Online Gambling in Venezuela
Venezuela has had online gambling since 2012, which is a rare thing to see in countries devastated by extreme poverty, economic collapse, and hyperinflation. In such regions, the gambling sector either goes unregulated or is altogether illegal. Venezuela is one of the few exceptions to this rule but there is no clearly defined legislative framework that governs such activities.
Sports Betting in Venezuela
Hundreds of off-course wagering points were strewn all around Venezuela, but many of them had to close shop following the economic collapse. Illegal wagering on sports is regrettably rampant in Venezuela, with some industry experts estimating it is almost 60 times the size of the legal market.
One possible explanation for this tendency has to do with a legislation that restricted the maximum sports bets to VEF1,000. As a result of the devastating hyperinflation, this is equivalent to a meager fraction of the USD, and more specifically to 0.0000000024029686 US dollars. Said legislation was repealed later on but it pretty much wrecked Venezuela’s legal sports wagering industry.
Another reason why Venezuelans prefer to bet with unauthorized sportsbooks is that they can pocket their profits in the US dollar and use it as a currency instead of the highly devalued bolívar. In fact, many sports betting parlors in the country take action solely in the USD.
Finally, betting on horse races is also legal in Venezuela. It falls under the regulatory remit of the Tourism Promotion Ministry, and more specifically its division the National Superintendency of Equestrian Activities (La Superintendencia Nacional de Actividades Hípicas).
The severe economic collapse and hyperinflation have significantly slowed down the progress of Venezuela’s gambling industry. While both landbased and online gambling are legal in the country, economic instability and high tax rates have caused many authorized gambling operators to go bankrupt.

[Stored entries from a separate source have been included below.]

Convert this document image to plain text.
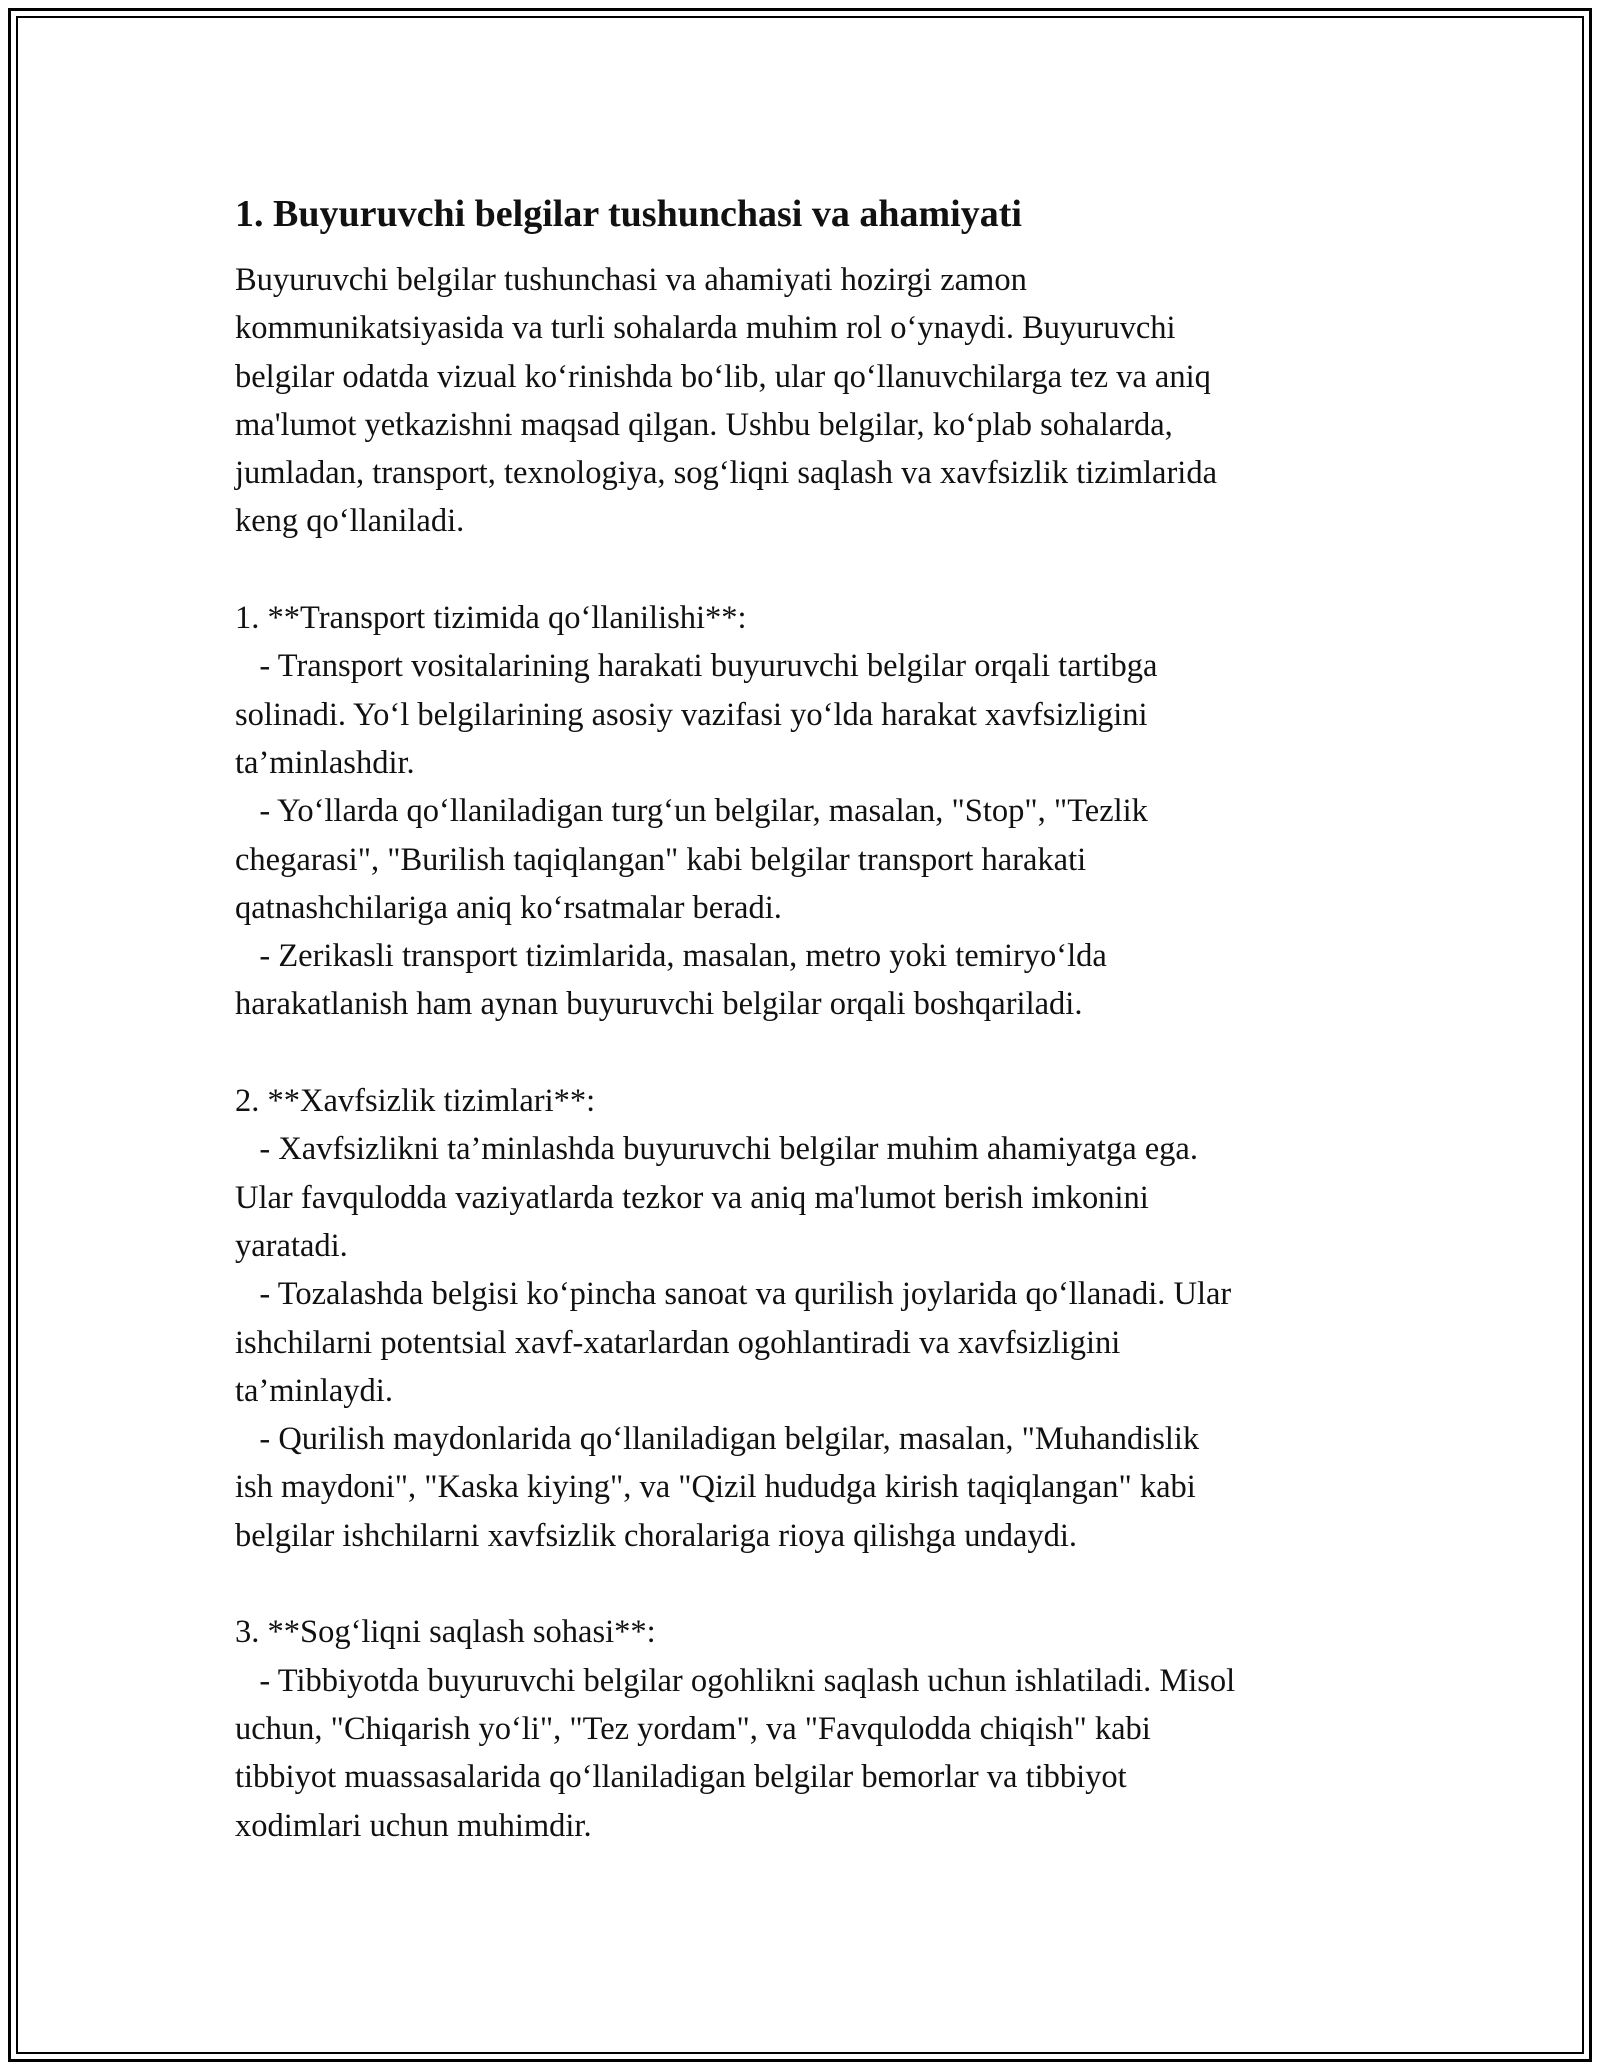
1. Buyuruvchi belgilar tushunchasi va ahamiyati

Buyuruvchi belgilar tushunchasi va ahamiyati hozirgi zamon
kommunikatsiyasida va turli sohalarda muhim rol o‘ynaydi. Buyuruvchi
belgilar odatda vizual ko‘rinishda bo‘lib, ular qo‘llanuvchilarga tez va aniq
ma'lumot yetkazishni maqsad qilgan. Ushbu belgilar, ko‘plab sohalarda,
jumladan, transport, texnologiya, sog‘liqni saqlash va xavfsizlik tizimlarida
keng qo‘llaniladi.

1. **Transport tizimida qo‘llanilishi**:

- Transport vositalarining harakati buyuruvchi belgilar orqali tartibga
solinadi. Yo‘l belgilarining asosiy vazifasi yo‘lda harakat xavfsizligini
ta’minlashdir.

- Yo‘llarda qo‘llaniladigan turg‘un belgilar, masalan, "Stop", "Tezlik
chegarasi", "Burilish taqiqlangan" kabi belgilar transport harakati
qatnashchilariga aniq ko‘rsatmalar beradi.

- Zerikasli transport tizimlarida, masalan, metro yoki temiryo‘lda
harakatlanish ham aynan buyuruvchi belgilar orqali boshqariladi.

2. **Xavfsizlik tizimlari**:

- Xavfsizlikni ta’minlashda buyuruvchi belgilar muhim ahamiyatga ega.
Ular favqulodda vaziyatlarda tezkor va aniq ma'lumot berish imkonini
yaratadi.

- Tozalashda belgisi ko‘pincha sanoat va qurilish joylarida qo‘llanadi. Ular
ishchilarni potentsial xavf-xatarlardan ogohlantiradi va xavfsizligini
ta’minlaydi.

- Qurilish maydonlarida qo‘llaniladigan belgilar, masalan, "Muhandislik
ish maydoni", "Kaska kiying", va "Qizil hududga kirish taqiqlangan" kabi
belgilar ishchilarni xavfsizlik choralariga rioya qilishga undaydi.

3. **Sog‘liqni saqlash sohasi**:

- Tibbiyotda buyuruvchi belgilar ogohlikni saqlash uchun ishlatiladi. Misol
uchun, "Chiqarish yo‘li", "Tez yordam", va "Favqulodda chiqish" kabi
tibbiyot muassasalarida qo‘llaniladigan belgilar bemorlar va tibbiyot
xodimlari uchun muhimdir.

Because of this, unauthorized gambling is booming in the country, greatly surpassing the legal market in terms of volume.
On a more positive note, the industry has seen some developments recently such as the introduction of crypto gambling via the Petro currency. Last but not least, Venezuelans have the option to engage in online gambling activities at offshore-licensed sites that accept registrations from the country and work with the local currency, or the widely preferred US dollar. Hopefully, Venezuela’s gaming sector will see better days once the country emerges from the economic crisis that devastates it.